Что касается «малого», то тут, понятно, имелся в виду непритязательный Юлиев рост; и насчет «башки» неясностей как будто не оставалось. А вот указание на черный ход представлялось Юлию не слишком вразумительным, поскольку никакого черного входа у покоев наследника престола вообще не имелось: столовая Громола соединялась крытым переходом с большой кухней дворца и только-то. Юлий постоял, ожидая дополнительных разъяснений, и поскольку таковых не последовало, почел за благо удалиться. На душе было скверно. Юлий понимал, что в следующий раз, распознав ошибку, рыжий будет ужасно мучаться. Будущие мучения рыжего и свое ответное будущее смущение портили Юлию жизнь уже сейчас.
Покрытая сбившимся ковром мраморная лестница привела его наверх, где было пусто во всей череде видимых насквозь комнат. В обманчивом безлюдье разносился крепкий жеребячий гогот, различались и человеческие слова. Направо от входа сразу за лестницей валялся на недавно обитой шелком, но продранной скамье долговязый слуга в белых чулках. Он поспешно вскочил, с неприятным изумлением обнаружив Юлия, и как бы себе в оправдание пояснил:
– Братец ваш, великий государь княжич Громол, почивают. – И показал туда, где жеребячились несдержанные, ломающиеся голоса. Вслед за тем, устыдившись, должно быть, несообразности сказанного, слуга явственно покраснел.

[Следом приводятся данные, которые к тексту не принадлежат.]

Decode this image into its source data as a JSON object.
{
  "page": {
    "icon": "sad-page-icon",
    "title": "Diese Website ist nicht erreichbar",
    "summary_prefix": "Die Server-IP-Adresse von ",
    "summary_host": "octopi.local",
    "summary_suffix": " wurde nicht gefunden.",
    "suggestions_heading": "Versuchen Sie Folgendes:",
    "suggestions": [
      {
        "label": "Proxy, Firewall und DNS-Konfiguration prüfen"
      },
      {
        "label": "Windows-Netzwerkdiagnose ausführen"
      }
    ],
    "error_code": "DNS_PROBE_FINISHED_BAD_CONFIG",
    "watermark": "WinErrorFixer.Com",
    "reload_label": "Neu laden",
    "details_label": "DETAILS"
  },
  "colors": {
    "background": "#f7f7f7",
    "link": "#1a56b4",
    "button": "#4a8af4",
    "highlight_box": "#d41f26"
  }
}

Юлий, страдая за чужую ложь, тоже покраснел, они испуганно разбежались глазами. Спохватившись, слуга суетливо нырнул под скамью, откуда извлек вместе с облаком пыли иссохшую в жестоком безводье, закоченелую тряпку и с этим орудием чистоты накинулся на толстый пук страусовых перьев, которые торчали из ушастого шлема на стене. Потряся перьями, он взялся за подвешенный ниже круглый щит и впоследствии, возможно, простер свое усердие и на другие предметы обстановки, о чем Юлий уже не имел возможности судить по личным впечатлениям.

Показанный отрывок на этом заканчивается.